Millions of people watch the Super Bowl every year. It has become the spectacle of a purely American quasi-holiday that embodies some of our most decadent collective attributes. We gorge ourselves on food in the spirit of Thanksgiving, but it’s usually of the even less healthy variety. We drink too much like July 4th, Labor Day, or ANY other holiday for that matter, and we fire up the 86 inch flatscreen to watch a gladiatorial sporting event rife with violent collisions and spandex.
In between the bouts of on-field action, corporations bombard us with outrageously consumeristic subliminal commercials, designed solely to linger in our subconscious for the rest of our lives. I remember absolutely nothing from Trigonometry, but I can never forget the Bud-Wise-Er frogs or the Doobie-doobie-doo penguins. Ever.
Despite my mathematical deficiencies, I estimate that at least one-sixth of the millions that watch the game do so under duress. They are either bored, there because of peer pressure, and will suffer through every second. They would much rather watch something else, anything else! They don’t even laugh at the commercials.
If your partner is one of these people and you want to watch the game with them, but you don’t want them to hate you until Valentine’s Day, I have a fun solution that might work: Prop Bets.
According to Wikipedia, prop bets, or a “proposition bet” is a bet made regarding the occurrence or non-occurrence during a game of an event not directly affecting the game’s outcome. And let’s face it: Your significant other does not care about the game’s outcome.
Some people think prop bets are only for the true degenerates of the gambling community. Still, I say a few strategically aligned small wagers on a chronology of events during the game can keep a Super Bowl Hating Significant Other interested and included enough to watch and maybe even enjoy the game with you.
You could place a small wager on the coin flip, for instance. Heads or Tails. No prior football knowledge required. Now you’ve got them to the beginning of the game which, as you know, is no small feat.
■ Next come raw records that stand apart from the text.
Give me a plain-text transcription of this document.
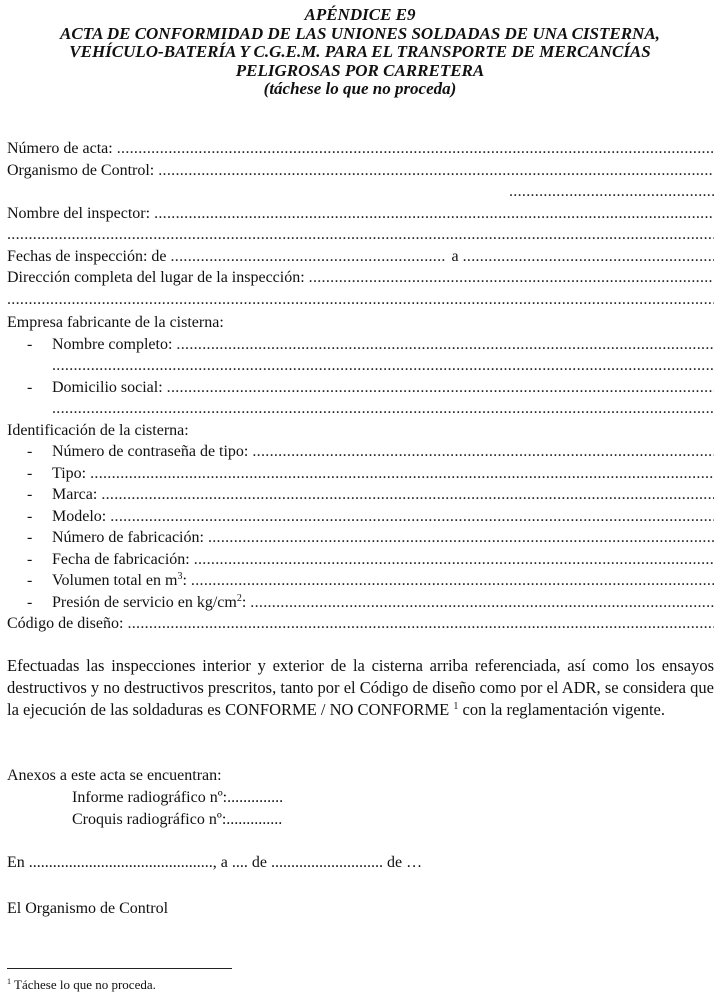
APÉNDICE E9
ACTA DE CONFORMIDAD DE LAS UNIONES SOLDADAS DE UNA CISTERNA,
VEHÍCULO-BATERÍA Y C.G.E.M. PARA EL TRANSPORTE DE MERCANCÍAS
PELIGROSAS POR CARRETERA
(táchese lo que no proceda)
Número de acta:
.....
Organismo de Control:
.....
.....
Nombre del inspector:
.....
.....
Fechas de inspección: de
.....	a
.....
Dirección completa del lugar de la inspección:
.....
.....
Empresa fabricante de la cisterna:
-	Nombre completo:
.....
.....
-	Domicilio social:
.....
.....
Identificación de la cisterna:
-	Número de contraseña de tipo:
.....
-	Tipo:
.....
-	Marca:
.....
-	Modelo:
.....
-	Número de fabricación:
.....
-	Fecha de fabricación:
.....
-	Volumen total en $m^3$:
.....
-	Presión de servicio en $kg/cm^2$:
.....
Código de diseño:
.....
Efectuadas las inspecciones interior y exterior de la cisterna arriba referenciada, así como los ensayos destructivos y no destructivos prescritos, tanto por el Código de diseño como por el ADR, se considera que la ejecución de las soldaduras es CONFORME / NO CONFORME $^1$ con la reglamentación vigente.
Anexos a este acta se encuentran:
Informe radiográfico nº:..............
Croquis radiográfico nº:..............
En .............................................., a .... de ............................ de …
El Organismo de Control
$^1$ Táchese lo que no proceda.
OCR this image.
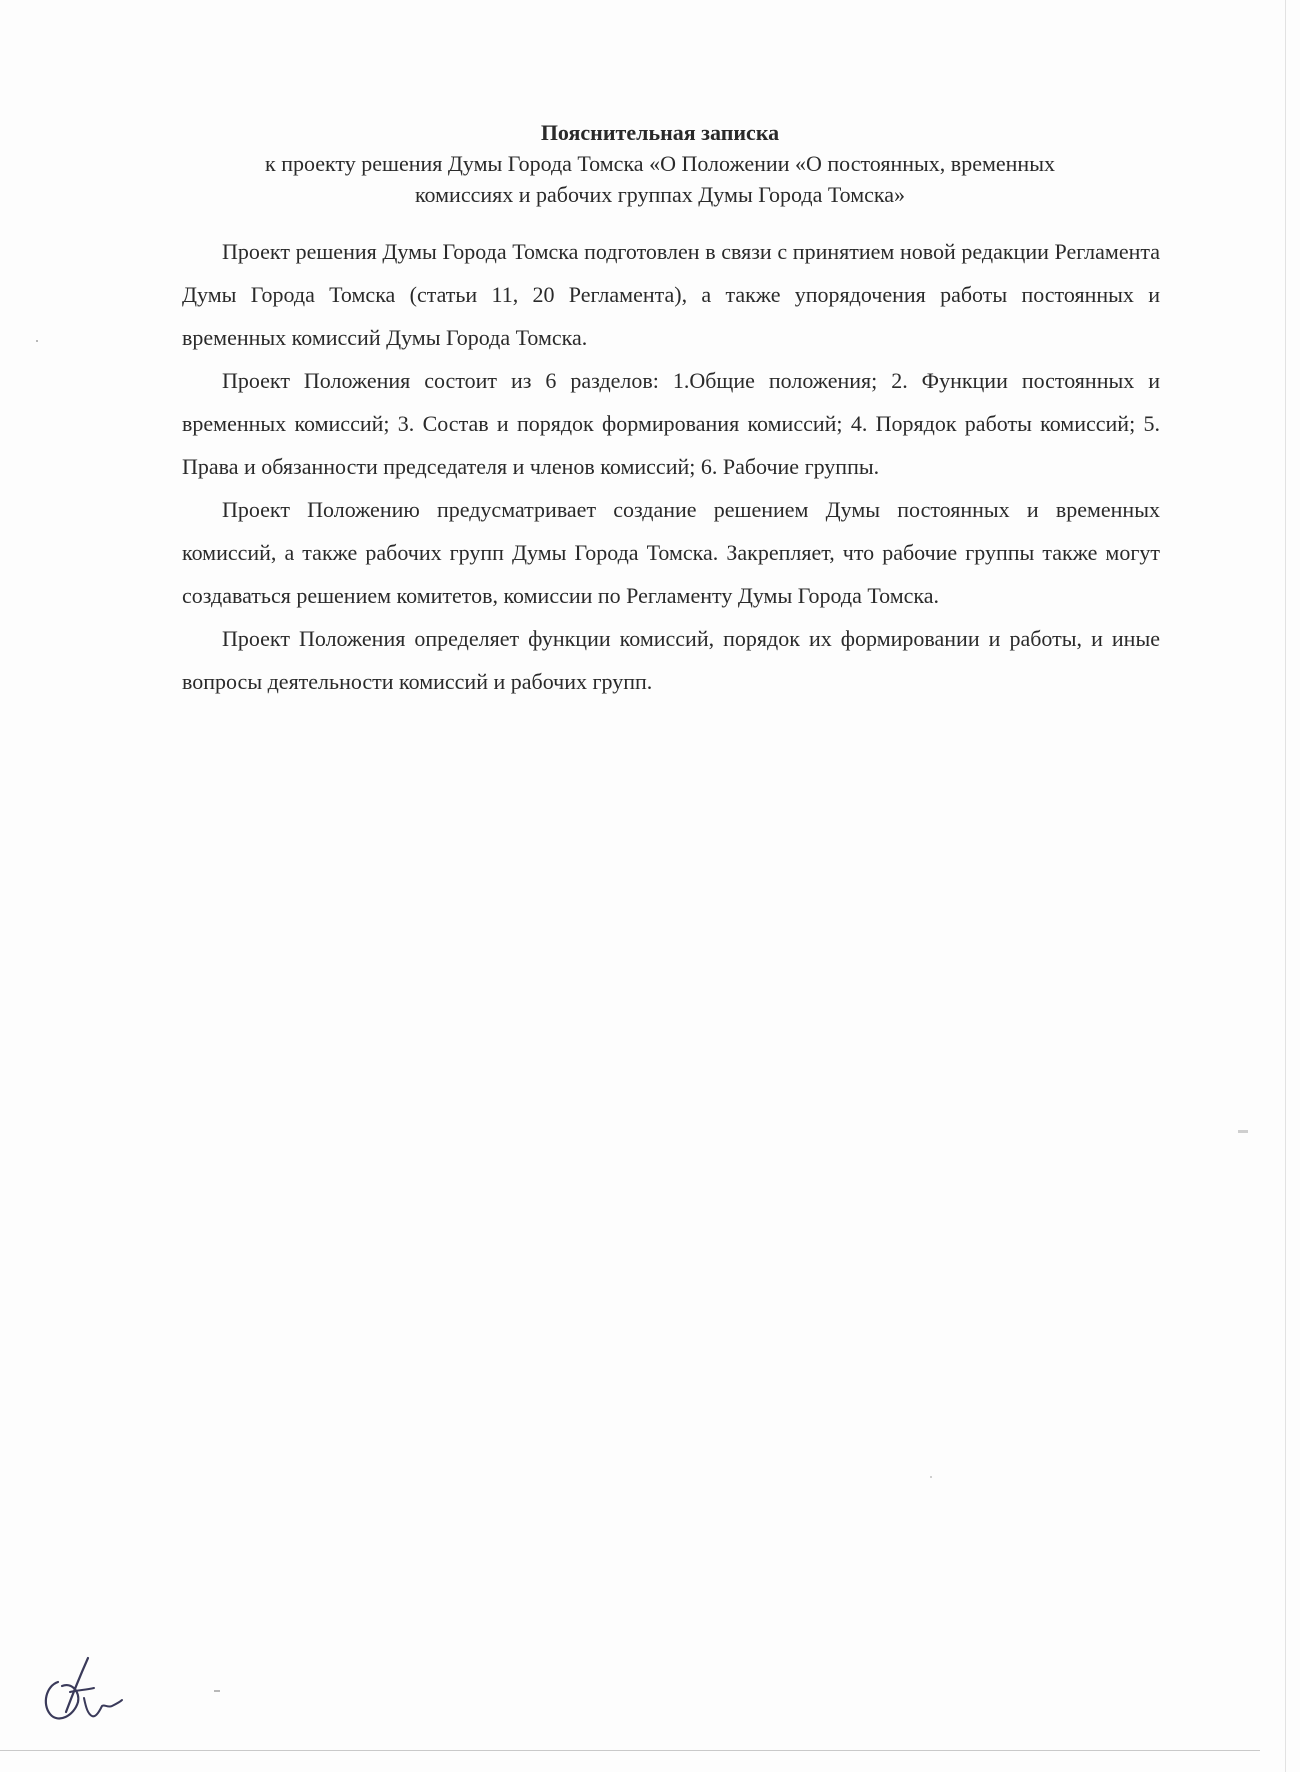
Пояснительная записка

к проекту решения Думы Города Томска «О Положении «О постоянных, временных

комиссиях и рабочих группах Думы Города Томска»

Проект решения Думы Города Томска подготовлен в связи с принятием новой редакции Регламента Думы Города Томска (статьи 11, 20 Регламента), а также упорядочения работы постоянных и временных комиссий Думы Города Томска.

Проект Положения состоит из 6 разделов: 1.Общие положения; 2. Функции постоянных и временных комиссий; 3. Состав и порядок формирования комиссий; 4. Порядок работы комиссий; 5. Права и обязанности председателя и членов комиссий; 6. Рабочие группы.

Проект Положению предусматривает создание решением Думы постоянных и временных комиссий, а также рабочих групп Думы Города Томска. Закрепляет, что рабочие группы также могут создаваться решением комитетов, комиссии по Регламенту Думы Города Томска.

Проект Положения определяет функции комиссий, порядок их формировании и работы, и иные вопросы деятельности комиссий и рабочих групп.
Maybe throw a few dollars down on whether or not the broadcast shows Jay-Z during the game. Or the Golden Gate Bridge. Or Drake. You can place a bet as to whether or not a fan runs onto the field. Will an animal other than a bird make an appearance on the field of play? Believe it or not, you can place a bet on it. Make it like an I-Spy kind of thing, and you’ve got your partner included and watching.
What color will Gatorade be the winning team dump on their coach? Which will be higher, President Trump’s approval rating on the day of the game or the yardage of the longest reception? Now you may have a chance to teach your partner a little something about the actual game, and maybe, just maybe, they’ll get excited to watch it with you.
If you need/want to get them or yourself through the grueling halftime show without falling into a coma from too many nachos, chicken wings, and light beers, you can place an informed wager on whether or not J-Lo will show any butt-cleavage. I am not kidding.
And so a few small bets might keep your special someone that’s otherwise disinterested in the game at least paying attention to it while you drone on and on to your friends about Nickel Packages or Cover 4 Zone in what sounds like a foreign language to your partner.
Remember: Keep it fun and keep it light. Even if you can afford it, do you want anyone to know you just bet $1500 on the color of Demi Lovato’s hair during the national anthem? Save that money for the Chiefs at -1.5. I’ll be watching the game on February 2nd, but the real question is: Will we see a wardrobe malfunction? It’s 5 to 1 odds.